OR: Malaria

A review that originally appeared in The Third Alternative #26:-

MALARIA
Susan Hillmore
Jonathan Cape, £10

Zoologist and TV personality Sir Alexander Haye comes to the former island paradise of Mannar, now ruled by a corrupt government and torn apart by warring factions. He acquires an elephant for London Zoo, a gift from the island’s PR conscious President, but off-loads onto twin brother Max, an island resident, the task of transporting it from Mannar’s hinterland to the airport. Max reluctantly agrees, but contracts malaria while completing the job and returns home to die. Meanwhile the disintegration of the island’s infrastructure continues and Alexander comes back to find not only his brother dead, but Mannar on the brink of collapse and the elephant herd killed by poachers.

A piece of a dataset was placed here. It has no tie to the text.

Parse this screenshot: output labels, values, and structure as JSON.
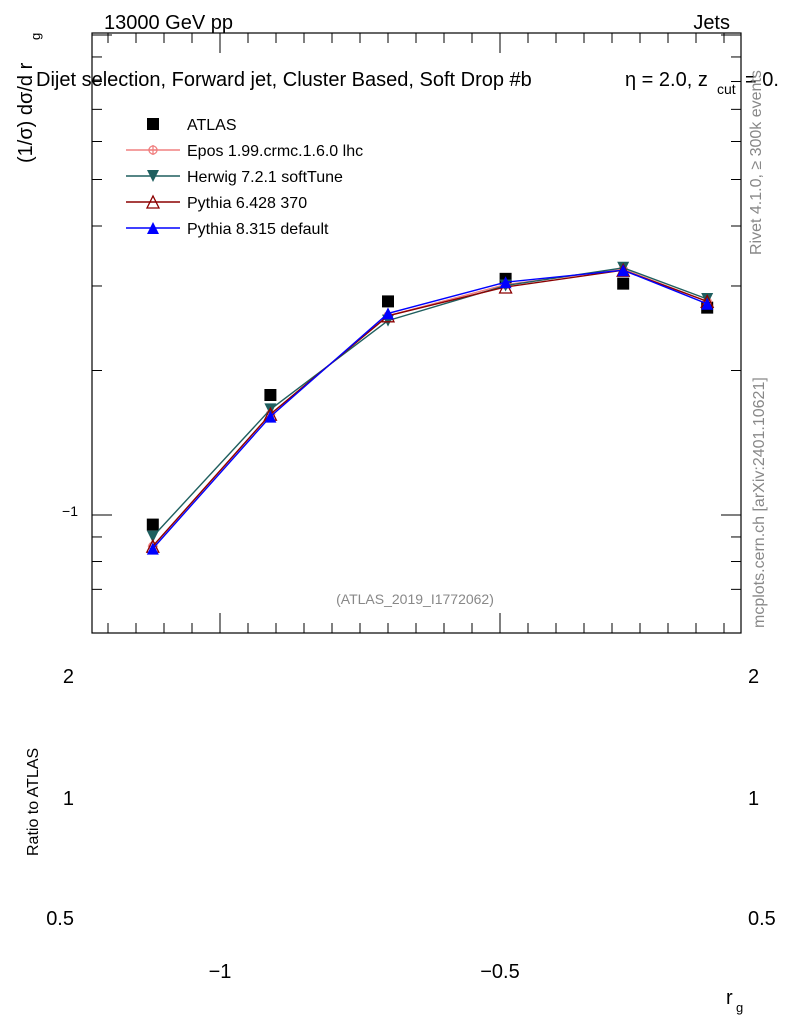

This is a short novel, but it lands a solid punch. Max’s illness, which leads to fever, hallucination and ultimately suicide, stands as a metaphor for the spiritual malaise that plunges Mannar’s people into self-destruction, while Alexander represents Western indifference, the eye forever turned to the main chance and away from any unpleasantness. The writing is vivid and assured, deftly interweaving images of great beauty and fecundity with those of death and decay, giving it all a kind of telephoto news immediacy, so that you feel as if you are right there alongside the characters as they confront scenes of carnage then scramble to safety while the house of cards tumbles down all around them. Pictures stay in the mind once the book is finished, snapshots of the bodies of slaughtered elephants and children butchered at an orphanage. Hillmore has no answer to the book’s essential question of how we can rescue others when we seem incapable of saving ourselves, but she identifies the problem with authority.